Walleye stocking: 2013 - 7,138; 2011 - 18,360; 2010 - 41,830; 2009 - 47,376; 2008 - 40,936; 2007 - 35,061; 2006 - 76,728
Walleye were initially stocked in 1954 and have been stocked consistently since 1985. They are abundant and grow exceptionally well. Seven to eight pound walleye are not uncommon.

There is a minimum length limit of 18-inches and a daily creel limit of five for walleye. A Walleye run regulation is in effect from January 1 - April 30. Anglers are restricted to the use of one hook having a single point or one lure having no more than one hook with a single point (artificial or bait) on the following waters: Elk River from the Hwy. 321 Bridge downstream to RM 3.0 (Pt. 11) on the Elk River Arm, Doe Creek (Old Cabin Private Road downstream to Roan Creek), Roan Creek (Mountain Lake Estates Bridge downstream to Doe Creek), and Watauga River (NC line downstream to the end of Cownstown Road).


Largemouth bass - Spring: Spinner baits and buzz baits. Lizards, 4- to 6-inch worms and flukes. Small Shad Raps, Bandit crankbaits and stickbaits. During the spring, the flooded willows in the creeks and in the backs of coves can be very productive. Summer: Good night fishing on worms and lizards.

Smallmouth bass - Spring: Fish clay and broken shale banks with spinner baits, lizards, worms, live bait, small crankbaits, float-n-fly and suspended Flukes. During this period, secondary points are prime smallmouth holding spots. Summer: Smallmouth move to deeper water. This is the time for night fishing with various worm rigs and pig-n-jig.
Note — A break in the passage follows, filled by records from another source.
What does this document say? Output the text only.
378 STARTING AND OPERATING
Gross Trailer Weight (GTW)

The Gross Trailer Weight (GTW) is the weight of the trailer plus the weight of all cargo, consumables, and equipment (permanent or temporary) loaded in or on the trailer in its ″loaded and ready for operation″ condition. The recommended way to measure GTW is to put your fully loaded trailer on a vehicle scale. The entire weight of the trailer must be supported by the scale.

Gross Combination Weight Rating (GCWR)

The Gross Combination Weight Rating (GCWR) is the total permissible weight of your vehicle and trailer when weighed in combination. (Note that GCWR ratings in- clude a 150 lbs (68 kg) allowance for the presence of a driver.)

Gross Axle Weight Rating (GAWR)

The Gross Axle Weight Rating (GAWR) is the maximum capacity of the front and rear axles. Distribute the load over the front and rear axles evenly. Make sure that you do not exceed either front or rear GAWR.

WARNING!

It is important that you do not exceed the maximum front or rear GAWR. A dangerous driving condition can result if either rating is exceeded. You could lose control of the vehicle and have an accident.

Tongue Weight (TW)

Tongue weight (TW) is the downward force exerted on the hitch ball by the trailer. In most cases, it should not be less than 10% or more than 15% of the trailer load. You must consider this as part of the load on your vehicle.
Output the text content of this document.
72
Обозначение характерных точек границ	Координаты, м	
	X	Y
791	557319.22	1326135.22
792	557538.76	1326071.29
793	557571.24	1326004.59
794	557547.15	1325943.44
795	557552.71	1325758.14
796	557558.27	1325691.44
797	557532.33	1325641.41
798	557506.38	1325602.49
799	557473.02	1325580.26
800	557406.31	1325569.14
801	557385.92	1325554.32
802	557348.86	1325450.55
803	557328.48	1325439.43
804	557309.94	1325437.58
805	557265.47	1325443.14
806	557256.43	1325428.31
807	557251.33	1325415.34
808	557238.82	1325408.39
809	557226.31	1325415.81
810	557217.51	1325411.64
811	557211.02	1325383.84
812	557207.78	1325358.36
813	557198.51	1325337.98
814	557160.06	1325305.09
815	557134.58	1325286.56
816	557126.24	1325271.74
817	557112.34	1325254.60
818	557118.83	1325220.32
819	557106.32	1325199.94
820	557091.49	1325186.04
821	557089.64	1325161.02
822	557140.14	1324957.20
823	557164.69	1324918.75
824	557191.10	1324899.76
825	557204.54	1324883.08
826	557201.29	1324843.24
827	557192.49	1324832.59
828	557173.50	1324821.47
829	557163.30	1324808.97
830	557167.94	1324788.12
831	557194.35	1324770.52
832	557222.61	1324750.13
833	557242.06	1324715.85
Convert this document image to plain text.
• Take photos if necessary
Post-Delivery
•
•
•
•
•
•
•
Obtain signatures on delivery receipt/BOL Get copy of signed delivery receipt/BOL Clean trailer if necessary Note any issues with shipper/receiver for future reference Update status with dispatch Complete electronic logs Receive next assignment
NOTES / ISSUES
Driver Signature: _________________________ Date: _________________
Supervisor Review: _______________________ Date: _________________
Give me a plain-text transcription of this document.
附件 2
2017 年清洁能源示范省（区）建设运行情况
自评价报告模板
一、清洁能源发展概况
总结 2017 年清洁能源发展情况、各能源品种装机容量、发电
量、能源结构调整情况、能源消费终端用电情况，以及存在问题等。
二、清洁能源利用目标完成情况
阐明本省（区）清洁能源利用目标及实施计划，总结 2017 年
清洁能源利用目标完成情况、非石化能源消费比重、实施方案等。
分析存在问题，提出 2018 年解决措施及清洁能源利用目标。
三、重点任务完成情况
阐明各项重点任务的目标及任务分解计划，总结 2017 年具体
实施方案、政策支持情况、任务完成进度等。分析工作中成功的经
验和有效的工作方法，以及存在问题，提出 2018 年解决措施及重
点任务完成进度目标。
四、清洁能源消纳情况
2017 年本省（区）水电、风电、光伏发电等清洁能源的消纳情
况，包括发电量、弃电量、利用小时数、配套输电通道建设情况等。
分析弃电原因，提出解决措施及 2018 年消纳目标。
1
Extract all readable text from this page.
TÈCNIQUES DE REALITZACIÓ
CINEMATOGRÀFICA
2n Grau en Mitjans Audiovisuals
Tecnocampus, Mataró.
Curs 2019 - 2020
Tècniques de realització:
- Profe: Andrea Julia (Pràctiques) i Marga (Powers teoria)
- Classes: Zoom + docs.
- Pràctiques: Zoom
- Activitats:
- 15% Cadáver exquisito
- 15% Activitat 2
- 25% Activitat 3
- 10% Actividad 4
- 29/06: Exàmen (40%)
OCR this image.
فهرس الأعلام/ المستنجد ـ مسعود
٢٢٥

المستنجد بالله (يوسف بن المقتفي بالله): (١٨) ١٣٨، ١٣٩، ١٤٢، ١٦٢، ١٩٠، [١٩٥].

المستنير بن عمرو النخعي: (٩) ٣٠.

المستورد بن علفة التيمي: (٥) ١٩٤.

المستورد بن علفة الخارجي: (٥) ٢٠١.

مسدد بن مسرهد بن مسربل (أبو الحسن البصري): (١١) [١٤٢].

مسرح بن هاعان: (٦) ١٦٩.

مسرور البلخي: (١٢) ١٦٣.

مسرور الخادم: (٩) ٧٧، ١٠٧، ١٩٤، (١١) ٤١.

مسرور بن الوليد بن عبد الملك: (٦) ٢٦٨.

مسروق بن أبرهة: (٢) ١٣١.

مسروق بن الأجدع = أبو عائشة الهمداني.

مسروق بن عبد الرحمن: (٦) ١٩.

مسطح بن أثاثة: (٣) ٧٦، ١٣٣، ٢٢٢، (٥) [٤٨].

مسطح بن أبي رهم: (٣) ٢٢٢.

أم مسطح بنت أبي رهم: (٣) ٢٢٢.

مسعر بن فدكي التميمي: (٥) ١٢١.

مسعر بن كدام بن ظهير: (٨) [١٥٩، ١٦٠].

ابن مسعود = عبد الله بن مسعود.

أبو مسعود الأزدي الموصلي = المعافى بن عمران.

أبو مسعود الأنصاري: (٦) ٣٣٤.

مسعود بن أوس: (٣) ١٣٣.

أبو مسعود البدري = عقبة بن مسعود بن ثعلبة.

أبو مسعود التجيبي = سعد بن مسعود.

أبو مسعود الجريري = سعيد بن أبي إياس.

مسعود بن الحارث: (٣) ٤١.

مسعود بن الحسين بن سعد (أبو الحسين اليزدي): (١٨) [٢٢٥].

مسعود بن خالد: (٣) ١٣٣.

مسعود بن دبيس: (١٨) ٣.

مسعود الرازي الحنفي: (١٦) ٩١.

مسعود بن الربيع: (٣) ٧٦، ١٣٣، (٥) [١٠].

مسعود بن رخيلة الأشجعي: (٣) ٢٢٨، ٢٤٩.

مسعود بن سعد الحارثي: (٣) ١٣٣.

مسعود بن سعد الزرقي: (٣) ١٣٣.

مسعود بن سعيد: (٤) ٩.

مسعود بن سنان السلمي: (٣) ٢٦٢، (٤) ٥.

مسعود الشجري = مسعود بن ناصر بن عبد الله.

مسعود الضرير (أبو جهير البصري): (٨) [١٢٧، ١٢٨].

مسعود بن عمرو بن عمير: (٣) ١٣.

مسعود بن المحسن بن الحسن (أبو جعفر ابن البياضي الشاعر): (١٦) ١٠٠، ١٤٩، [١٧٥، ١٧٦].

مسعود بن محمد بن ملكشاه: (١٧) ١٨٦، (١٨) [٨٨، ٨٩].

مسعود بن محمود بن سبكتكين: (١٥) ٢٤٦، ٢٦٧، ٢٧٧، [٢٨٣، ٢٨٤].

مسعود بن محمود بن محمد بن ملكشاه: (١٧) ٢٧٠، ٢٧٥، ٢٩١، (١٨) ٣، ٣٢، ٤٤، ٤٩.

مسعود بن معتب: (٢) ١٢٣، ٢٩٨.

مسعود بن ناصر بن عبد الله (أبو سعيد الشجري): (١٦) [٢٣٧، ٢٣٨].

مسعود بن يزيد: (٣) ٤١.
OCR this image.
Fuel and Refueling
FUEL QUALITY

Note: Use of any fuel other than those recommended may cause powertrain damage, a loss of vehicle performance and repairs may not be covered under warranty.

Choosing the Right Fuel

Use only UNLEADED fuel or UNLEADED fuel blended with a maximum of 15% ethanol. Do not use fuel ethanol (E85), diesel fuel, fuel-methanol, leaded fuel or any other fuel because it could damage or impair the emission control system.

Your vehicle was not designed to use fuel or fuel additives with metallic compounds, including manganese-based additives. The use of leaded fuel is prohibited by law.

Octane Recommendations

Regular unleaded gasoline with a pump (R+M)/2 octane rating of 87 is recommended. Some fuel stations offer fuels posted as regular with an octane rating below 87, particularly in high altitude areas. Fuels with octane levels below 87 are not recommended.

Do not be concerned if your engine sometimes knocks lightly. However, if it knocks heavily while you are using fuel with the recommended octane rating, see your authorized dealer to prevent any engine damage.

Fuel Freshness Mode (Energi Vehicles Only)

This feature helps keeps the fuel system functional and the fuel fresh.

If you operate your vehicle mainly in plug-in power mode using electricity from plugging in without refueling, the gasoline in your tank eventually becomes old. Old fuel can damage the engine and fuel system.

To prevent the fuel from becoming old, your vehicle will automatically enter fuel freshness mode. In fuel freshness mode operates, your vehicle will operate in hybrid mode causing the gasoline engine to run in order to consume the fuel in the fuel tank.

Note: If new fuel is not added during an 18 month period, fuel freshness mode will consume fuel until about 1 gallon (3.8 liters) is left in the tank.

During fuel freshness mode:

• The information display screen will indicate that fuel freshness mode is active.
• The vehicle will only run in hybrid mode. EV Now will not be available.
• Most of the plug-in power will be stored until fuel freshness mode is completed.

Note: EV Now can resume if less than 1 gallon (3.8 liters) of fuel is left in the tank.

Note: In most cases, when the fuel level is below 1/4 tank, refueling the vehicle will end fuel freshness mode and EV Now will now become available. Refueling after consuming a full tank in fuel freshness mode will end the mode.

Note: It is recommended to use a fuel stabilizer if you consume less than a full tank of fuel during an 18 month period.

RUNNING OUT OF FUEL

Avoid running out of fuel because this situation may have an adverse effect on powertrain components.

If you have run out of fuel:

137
Crappie - Year 'round: Fishing around structure of any kind is productive. This may be in the form of brush piles and black willows when the water level is high enough to flood the backs of coves or stump rows in creek channels when the water level is low. Small flies tipped with minnows, grubs, small crankbaits and spinners are recommended. Roan Creek would be a good place to start any crappie fishing trip.

Walleye - Late winter: As the water temperatures approach 50-degrees, walleye begin spawning runs up the Watauga and Elk Rivers. The confluence of Roan Creek with the Watuaga River is a staging point for these fish. Standard river walleye fishing tactics (grubs, flies and minnows) should work. In mid to late spring when alewife are in the shallows spawning, fishing at night with any shad-looking crankbait can be productive. This is a good time for floating crankbaits. Flooded treetops and black willows will hold lots of walleye at this time. From summer to early fall, trolling with crankbaits (Long-Bill Rebels) or spinner rigs (night crawler harnesses) is recommended.

Channel catfish - Summer: Limb lines and rod-and-reel with live bait.

Rainbow trout - Spring: Bank fish with corn or salmon eggs. Summer: Troll spoons in 30- to 50-feet of water.

Lake trout - Summer: Troll spoons in 90- to 120-feet of water. The best lake trout fishing takes place between Watauga Point and Butler Bridge.